Brazilian trade unions and protest groups refuse to play ball. They're pointing to the obscene amounts of money being spent on the World Cup to give FIFA's sponsors a guilt trip about their complicity. Can you blame them? During the 2010 World Cup in South Africa an estimated 3.2-billion TV viewers tuned in, that's nearly half the world's population. Brazilian protest leaders want to use this unique platform to put the spotlight on the country's endemic socio-economic problems.
Pelé, the most recognizable player in the history of the game, is trying to ratchet down the rhetoric. "Let's forget all this commotion happening in Brazil, all these protests, and let's remember how the Brazilian squad is our country and life and blood," Pelé said on a Brazilian television network.
If the 2013 UN Human development Index is anything to go by, Brazil ranks 85th, behind countries such as Iran (76th) which has been under an American embargo for since 1979; Lebanon (72nd) which has faced war and military occupation for much of the past three decades and Ukraine (78th) which has just negotiated an emergency bailout with the International Monetary Fund to stave off bankruptcy.
According to Forbes magazine, over the next 30 days the World Cup will generate $4 billion dollars in total revenue for FIFA, soccer's international governing body. How much of that money is going reach poor people living in its infamous Favelas? Not much if South African Townships are the reference. It's no wonder that graffiti depicting hungry children being offered a soccer ball to eat have become commonplace on the streets of Rio and Sao Paulo as an expression discontent.

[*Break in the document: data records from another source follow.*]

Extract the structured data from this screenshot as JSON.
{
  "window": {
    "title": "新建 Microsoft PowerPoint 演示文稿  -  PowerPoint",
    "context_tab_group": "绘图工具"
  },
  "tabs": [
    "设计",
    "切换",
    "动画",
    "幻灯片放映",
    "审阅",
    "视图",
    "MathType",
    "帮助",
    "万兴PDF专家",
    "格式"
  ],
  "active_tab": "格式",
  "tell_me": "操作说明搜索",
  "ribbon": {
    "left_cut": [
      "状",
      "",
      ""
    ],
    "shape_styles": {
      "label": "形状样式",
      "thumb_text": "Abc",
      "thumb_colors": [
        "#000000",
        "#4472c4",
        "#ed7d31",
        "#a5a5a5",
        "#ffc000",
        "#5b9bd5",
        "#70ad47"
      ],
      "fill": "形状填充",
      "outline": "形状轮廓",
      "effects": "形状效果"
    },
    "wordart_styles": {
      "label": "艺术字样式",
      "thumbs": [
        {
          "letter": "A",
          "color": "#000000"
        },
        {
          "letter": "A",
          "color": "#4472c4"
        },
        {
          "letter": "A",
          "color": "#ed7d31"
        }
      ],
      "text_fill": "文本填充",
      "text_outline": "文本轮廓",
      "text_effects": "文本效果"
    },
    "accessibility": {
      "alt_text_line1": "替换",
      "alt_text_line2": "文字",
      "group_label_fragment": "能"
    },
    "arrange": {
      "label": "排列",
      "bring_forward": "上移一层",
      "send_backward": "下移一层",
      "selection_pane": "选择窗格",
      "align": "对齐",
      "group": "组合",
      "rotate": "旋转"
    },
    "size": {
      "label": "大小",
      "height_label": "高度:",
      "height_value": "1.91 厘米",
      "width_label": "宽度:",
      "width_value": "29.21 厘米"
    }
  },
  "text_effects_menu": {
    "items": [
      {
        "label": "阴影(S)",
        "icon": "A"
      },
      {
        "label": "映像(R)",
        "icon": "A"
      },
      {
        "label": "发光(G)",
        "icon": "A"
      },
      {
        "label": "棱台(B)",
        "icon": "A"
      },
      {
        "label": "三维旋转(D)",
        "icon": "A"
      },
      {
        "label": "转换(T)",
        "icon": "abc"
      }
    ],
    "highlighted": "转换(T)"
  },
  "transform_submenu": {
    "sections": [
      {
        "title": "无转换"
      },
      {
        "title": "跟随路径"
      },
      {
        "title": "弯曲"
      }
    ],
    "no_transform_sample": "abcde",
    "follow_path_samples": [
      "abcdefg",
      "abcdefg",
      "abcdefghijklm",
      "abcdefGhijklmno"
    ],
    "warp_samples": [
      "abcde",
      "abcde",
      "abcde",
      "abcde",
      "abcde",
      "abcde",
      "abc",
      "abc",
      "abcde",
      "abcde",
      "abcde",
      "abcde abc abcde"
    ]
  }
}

As the tournament kicks off on June 12 under a cloud of controversy, Adidas, FIFA's longest-standing backer, took the unusual step of declaring that the negative coverage is "neither good for football nor for FIFA's partners." In this poisonous atmosphere, sponsors are refraining from rolling out their usually glitzy marketing campaigns. For its part, Coca-Cola says it is prepared to tone down its branding message due to growing social unrest while Sony is pressing FIFA to fully investigate allegations that Qatar won the rights to host the 2022 World Cup through improper means.
Nigel Currie from sports sponsorship agency Brand Rapport told the BBC that "companies and brands are becoming increasingly aware, and have an added push and impetus towards showing ordinary people they are aware that there is a social aspect to being a sponsor."
"When firms are involved in major sporting events like the World Cup there has to be an increased awareness of the outside world, and to take a more realistic approach to the world that people can respect," adds Currie.
If FIFA is blinded by dollar signs, its sponsors know when it's time to cut their losses.